Тогда Монтень победно взглянул на следователя и, гордясь Феликсом, подвел итог:
— Есть ли у вас дети, господин следователь? Не приучайте их к стыду и наказанию, если хотите, чтобы они боялись этих двух вещей. Приучайте их к поту и холоду, к ветру и жгучему солнцу, ко всем опасностям, которые им надлежит презирать! Пусть они относятся с безразличием к тому, во что одеты, на чем спят и что едят, пусть они решительно привыкнут ко всему!
И с этими словами он встал рядом с Феликсом, будто это он создал и воспитал такой героический образец человека.
Сигизмунд усмехнулся:
— Превосходно. Превосходно иметь дело с таким... э-э... достоинством. Скажите же прямо, гордый учитель, называется ли ваш ученик убийцей?
Идеальный следователь Сигизмунд умел себя не пощадить.

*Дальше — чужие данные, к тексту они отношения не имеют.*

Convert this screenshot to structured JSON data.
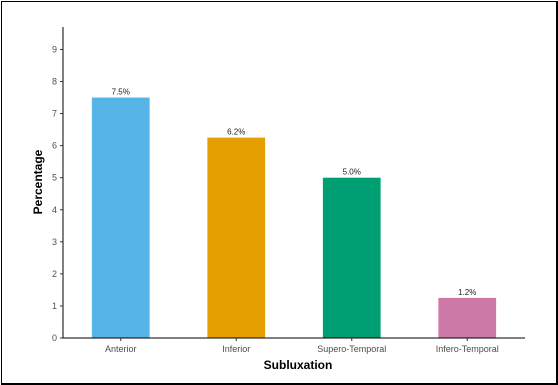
{
  "chart_data": {
    "type": "bar",
    "categories": [
      "Anterior",
      "Inferior",
      "Supero-Temporal",
      "Infero-Temporal"
    ],
    "values": [
      7.5,
      6.25,
      5.0,
      1.25
    ],
    "data_labels": [
      "7.5%",
      "6.2%",
      "5.0%",
      "1.2%"
    ],
    "colors": [
      "#56b4e9",
      "#e69f00",
      "#009e73",
      "#cc79a7"
    ],
    "title": "",
    "xlabel": "Subluxation",
    "ylabel": "Percentage",
    "ylim": [
      0,
      9.7
    ],
    "yticks": [
      0,
      1,
      2,
      3,
      4,
      5,
      6,
      7,
      8,
      9
    ],
    "grid": false,
    "legend": "none"
  }
}
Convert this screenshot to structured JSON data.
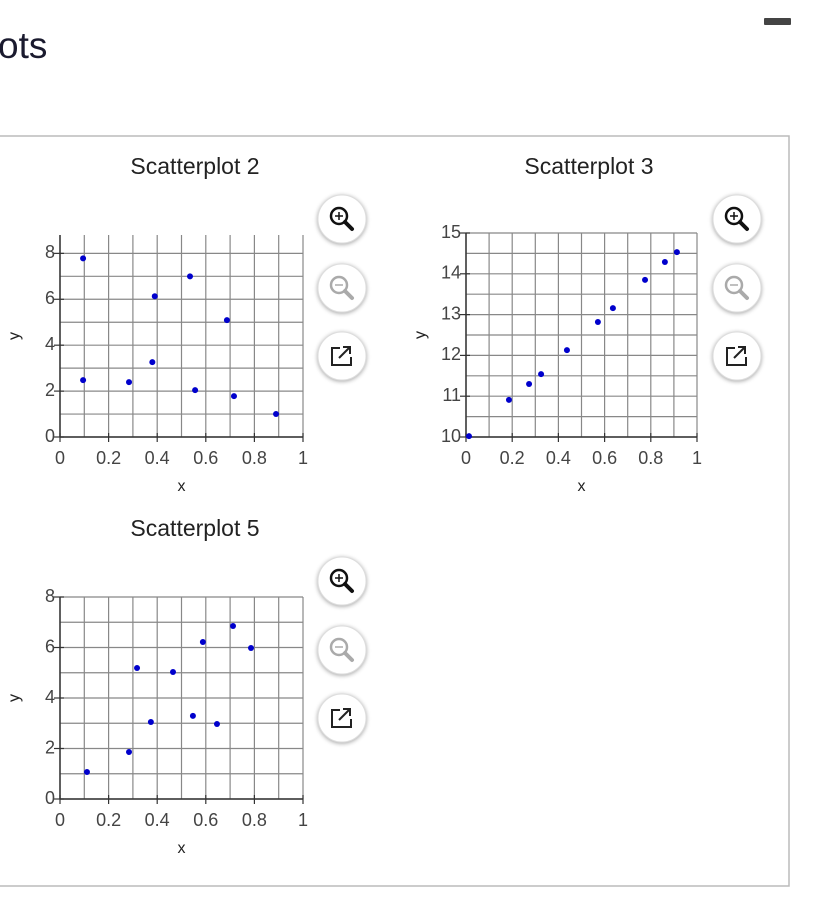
{
  "header": {
    "title": "ots"
  },
  "chart_data": [
    {
      "type": "scatter",
      "title": "Scatterplot 2",
      "xlabel": "x",
      "ylabel": "y",
      "color": "#0000cc",
      "x": [
        0.095,
        0.535,
        0.39,
        0.687,
        0.38,
        0.095,
        0.284,
        0.556,
        0.716,
        0.889
      ],
      "values": [
        7.78,
        7.0,
        6.13,
        5.09,
        3.26,
        2.48,
        2.39,
        2.04,
        1.78,
        1.0
      ],
      "xlim": [
        0,
        1
      ],
      "ylim": [
        0,
        8.8
      ],
      "xticks": [
        0,
        0.2,
        0.4,
        0.6,
        0.8,
        1
      ],
      "yticks": [
        0,
        2,
        4,
        6,
        8
      ],
      "xgrid": [
        0,
        0.1,
        0.2,
        0.3,
        0.4,
        0.5,
        0.6,
        0.7,
        0.8,
        0.9,
        1
      ],
      "ygrid": [
        0,
        1,
        2,
        3,
        4,
        5,
        6,
        7,
        8
      ]
    },
    {
      "type": "scatter",
      "title": "Scatterplot 3",
      "xlabel": "x",
      "ylabel": "y",
      "color": "#0000cc",
      "x": [
        0.013,
        0.186,
        0.273,
        0.325,
        0.437,
        0.571,
        0.636,
        0.775,
        0.861,
        0.913
      ],
      "values": [
        10.02,
        10.91,
        11.3,
        11.54,
        12.13,
        12.82,
        13.16,
        13.85,
        14.29,
        14.53
      ],
      "xlim": [
        0,
        1
      ],
      "ylim": [
        10,
        15
      ],
      "xticks": [
        0,
        0.2,
        0.4,
        0.6,
        0.8,
        1
      ],
      "yticks": [
        10,
        11,
        12,
        13,
        14,
        15
      ],
      "xgrid": [
        0,
        0.1,
        0.2,
        0.3,
        0.4,
        0.5,
        0.6,
        0.7,
        0.8,
        0.9,
        1
      ],
      "ygrid": [
        10,
        10.5,
        11,
        11.5,
        12,
        12.5,
        13,
        13.5,
        14,
        14.5,
        15
      ]
    },
    {
      "type": "scatter",
      "title": "Scatterplot 5",
      "xlabel": "x",
      "ylabel": "y",
      "color": "#0000cc",
      "x": [
        0.111,
        0.284,
        0.317,
        0.374,
        0.465,
        0.547,
        0.588,
        0.646,
        0.712,
        0.786
      ],
      "values": [
        1.07,
        1.86,
        5.19,
        3.05,
        5.03,
        3.29,
        6.22,
        2.97,
        6.85,
        5.98
      ],
      "xlim": [
        0,
        1
      ],
      "ylim": [
        0,
        8
      ],
      "xticks": [
        0,
        0.2,
        0.4,
        0.6,
        0.8,
        1
      ],
      "yticks": [
        0,
        2,
        4,
        6,
        8
      ],
      "xgrid": [
        0,
        0.1,
        0.2,
        0.3,
        0.4,
        0.5,
        0.6,
        0.7,
        0.8,
        0.9,
        1
      ],
      "ygrid": [
        0,
        1,
        2,
        3,
        4,
        5,
        6,
        7,
        8
      ]
    }
  ]
}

Он раздражал собеседников как бы низменной стороной своей природы, и от перегрева они начинали газить и парить. Возгонка шла, превосходный был технолог, управлял психикой своих собеседников. На самом деле он отнюдь не устранял высшие начала жизни.
Монтень, пригвожденный его прямым вопросом, собирался с мыслями:
— Карнеад говорит: «Если ты знаешь, что в таком-то месте притаилась змея и на это место, ничего не подозревая, собирается сесть человек, чья смерть принесет тебе выгоду, то, не предупредив его об опасности, ты совершаешь злодеяние, и притом тем большее, что твой поступок будет известен лишь тебе одному».
— Ага, значит, вы признаёте, что он убийца!
— Этим я только хотел сказать, что лишь один Феликс может знать, убийца он или нет. Никто другой тем более не может обвинять его.
— Как же в таком случае быть с наказанием? — любопытствовал Сигизмунд.
— Казни скорее обостряют пороки, чем пресекают их. Они порождают лишь одно стремление: не попадаться.
— Но я только что говорил, — вмешался Платон, — что в безнаказанности страдает высшая потребность человека в гармонии и справедливости!
— Заткнись, кретин! — простонал сквозь зубы Монтень.
(Ой, это не Монтень, это сказал кто-то за покерным столом!)
— Помолчите, безрассудный юноша, — вполголоса проговорил Монтень, — вы мешаете моей политике. — И громко добавил: — Рассказывают про литовского князя Витольда, что он издал закон, по которому осужденные должны были сами исполнять над собой приговор, ибо он считал, что ни в чем не повинные третьи лица не должны понуждаться к человекоубийству.
— Тогда почему бы не пойти еще дальше князя Витольда и не назвать убийцами судей, вынесших приговор? — усмехнулся Сигизмунд.
— Несомненно, это следующий этап совершенствования общества.
Пробивается из реальности голос. Кажется, что-то происходит. Ах да, кто-то читает вслух...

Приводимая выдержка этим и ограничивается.